Watched the last 1/2 hour of trading today and then listened to Kudlow the pumper try and rationalize why housing should continue to rise very soon... It's amazing what knuckleheads are on TV nowadays and looked on as experts.. He cut off the only rationale guy (name escapes me) who was trying to say "hey, it really doesn't matter much what the Fed does at this point, the consumer is tapped out"... of course, Kudlow blew him off, like he's got the pulse of the land...

Hey, is there any way we can collect excerpts from all these shows and BS artists and put it in a time capsule for future historians who will be studying the demise of the U.S. ??

Matthew said...

I have to requote a very funny observation made by popcorn Neil over on Ben's blog about 6 or so months ago..

He said (I'm paraphrasing)...

"What's funny about this Mexican standoff is that it's all in the mind's of the sellers.. Any would be buyers are all inside enjoying a nice dinner with their families while the sellers are outside pancing around ready to draw their toy 45's at the first twitch or sign of life"..

Exactly... let those empty houses rot..

Matt

mountainwatcher said...

Matt said.... "Exactly... let those empty houses rot.. "

I hope you didn't mean this little beauty....

http://www.idxre.com/idx/detail.cfm?cid=12690&pid=20716230&bid=3

It was a Melissa Bradley offering, not so long ago.

Any bets on what it will sell for?

Matthew said...

Mountainwatcher..

I'm sure we're just not seeing the value in that beauty... it's hard to set a price on peeling paint and cracked / warped foundations, let alone the sprawling 680 ft2 of living space...

I heard or read that Melissa and some of her inner circle hypsters were buying properties left and right because home values never decrease in Marin... Well, at least she's drinking the same punch she's spiking.. Go Melissa go!!

Matt

marine_explorer said...

"...buying properties left and right because home values never decrease in Marin"

I do hope one of them owns that swampy garage conversion that's listed in Inverness. Has that sold yet?

Marinite said...

I hope you didn't mean this little beauty....

http://www.idxre.com/idx/detail.cfm?cid=12690&pid=20716230&bid=3


That's my all time fave. It's been on the market over 1.5 years. It is now marketed by Vision RE. The current owners cannot drop the price significantly because they are at their "break even" loan amount but considering 1.5 years worth of carrying costs you would think they are well into loss territory by now.

RE the Inverness Boat Garage Converted to Marin POS Shack, I dunno if it is still on the market or not. We have a reader here who lives out that way and maybe could give us an update? Hint, hint. Or I could drive out there one of these days.
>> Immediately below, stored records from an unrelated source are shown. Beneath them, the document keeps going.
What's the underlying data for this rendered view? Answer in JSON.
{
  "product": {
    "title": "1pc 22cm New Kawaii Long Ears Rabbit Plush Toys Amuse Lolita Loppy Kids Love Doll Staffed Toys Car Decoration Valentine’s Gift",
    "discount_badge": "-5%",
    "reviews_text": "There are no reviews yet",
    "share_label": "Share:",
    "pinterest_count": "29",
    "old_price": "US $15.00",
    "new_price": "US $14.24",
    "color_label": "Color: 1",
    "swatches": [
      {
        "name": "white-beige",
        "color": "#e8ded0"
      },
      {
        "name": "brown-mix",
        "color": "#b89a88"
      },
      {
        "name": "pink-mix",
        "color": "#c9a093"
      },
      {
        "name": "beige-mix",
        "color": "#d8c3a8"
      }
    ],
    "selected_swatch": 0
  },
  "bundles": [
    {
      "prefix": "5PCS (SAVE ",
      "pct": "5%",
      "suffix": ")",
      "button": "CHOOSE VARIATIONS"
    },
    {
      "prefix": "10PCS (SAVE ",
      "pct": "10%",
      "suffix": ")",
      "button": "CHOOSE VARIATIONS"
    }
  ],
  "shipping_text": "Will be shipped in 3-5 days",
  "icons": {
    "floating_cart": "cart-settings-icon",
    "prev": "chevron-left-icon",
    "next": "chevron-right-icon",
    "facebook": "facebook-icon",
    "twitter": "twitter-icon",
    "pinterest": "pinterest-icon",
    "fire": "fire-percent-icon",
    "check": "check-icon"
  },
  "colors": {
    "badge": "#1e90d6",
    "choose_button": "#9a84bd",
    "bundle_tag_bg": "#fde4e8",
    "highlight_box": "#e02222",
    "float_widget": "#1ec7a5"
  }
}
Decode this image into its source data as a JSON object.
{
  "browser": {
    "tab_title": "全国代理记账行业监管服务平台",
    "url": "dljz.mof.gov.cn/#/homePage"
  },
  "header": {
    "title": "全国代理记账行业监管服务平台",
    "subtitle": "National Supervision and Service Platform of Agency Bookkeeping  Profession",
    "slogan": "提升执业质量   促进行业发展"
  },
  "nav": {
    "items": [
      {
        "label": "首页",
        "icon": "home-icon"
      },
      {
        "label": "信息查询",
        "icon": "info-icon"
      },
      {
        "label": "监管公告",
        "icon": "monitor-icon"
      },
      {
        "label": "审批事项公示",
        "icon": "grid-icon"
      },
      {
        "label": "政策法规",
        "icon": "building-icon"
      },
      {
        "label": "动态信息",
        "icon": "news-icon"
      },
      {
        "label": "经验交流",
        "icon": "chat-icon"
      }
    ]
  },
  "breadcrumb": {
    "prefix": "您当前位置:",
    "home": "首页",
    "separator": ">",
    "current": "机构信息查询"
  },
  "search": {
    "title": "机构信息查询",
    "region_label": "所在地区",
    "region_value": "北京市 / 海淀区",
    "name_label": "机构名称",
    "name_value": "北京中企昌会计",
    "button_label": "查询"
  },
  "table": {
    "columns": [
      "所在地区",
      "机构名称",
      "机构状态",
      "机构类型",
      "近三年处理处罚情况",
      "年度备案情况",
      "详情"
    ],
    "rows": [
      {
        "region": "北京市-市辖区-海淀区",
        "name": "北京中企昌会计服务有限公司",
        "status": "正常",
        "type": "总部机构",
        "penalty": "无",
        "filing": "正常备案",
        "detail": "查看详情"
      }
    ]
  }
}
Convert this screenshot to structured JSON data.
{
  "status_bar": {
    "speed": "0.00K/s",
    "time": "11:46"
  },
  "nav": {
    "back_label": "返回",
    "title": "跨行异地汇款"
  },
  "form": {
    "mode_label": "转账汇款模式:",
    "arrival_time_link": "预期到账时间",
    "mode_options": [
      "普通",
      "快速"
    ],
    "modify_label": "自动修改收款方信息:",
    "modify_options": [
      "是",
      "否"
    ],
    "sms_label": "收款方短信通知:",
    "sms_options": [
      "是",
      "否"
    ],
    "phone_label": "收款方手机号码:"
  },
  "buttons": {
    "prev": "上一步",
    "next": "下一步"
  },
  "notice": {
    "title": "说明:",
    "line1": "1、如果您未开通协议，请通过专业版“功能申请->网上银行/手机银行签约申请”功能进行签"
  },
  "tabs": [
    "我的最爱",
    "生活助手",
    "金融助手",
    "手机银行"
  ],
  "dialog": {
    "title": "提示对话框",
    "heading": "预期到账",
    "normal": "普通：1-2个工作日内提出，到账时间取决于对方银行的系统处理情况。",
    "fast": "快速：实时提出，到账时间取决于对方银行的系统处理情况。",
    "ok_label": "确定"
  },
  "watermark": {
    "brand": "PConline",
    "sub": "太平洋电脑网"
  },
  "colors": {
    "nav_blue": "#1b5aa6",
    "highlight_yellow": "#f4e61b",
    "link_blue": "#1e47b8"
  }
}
You want an overpriced cracked paint, mold, and a maintenance nightmare in Marin? Well look no further than this beut:

http://tinyurl.com/2df3hs

668 sq ft, $659,990 (that's $988/sq ft). It's in Stinson so the recurring maintenance work will be considerable. And love that kitchen! Especially the shade of puke green they chose. Go ahead, make an offer, make some aging hippie's day.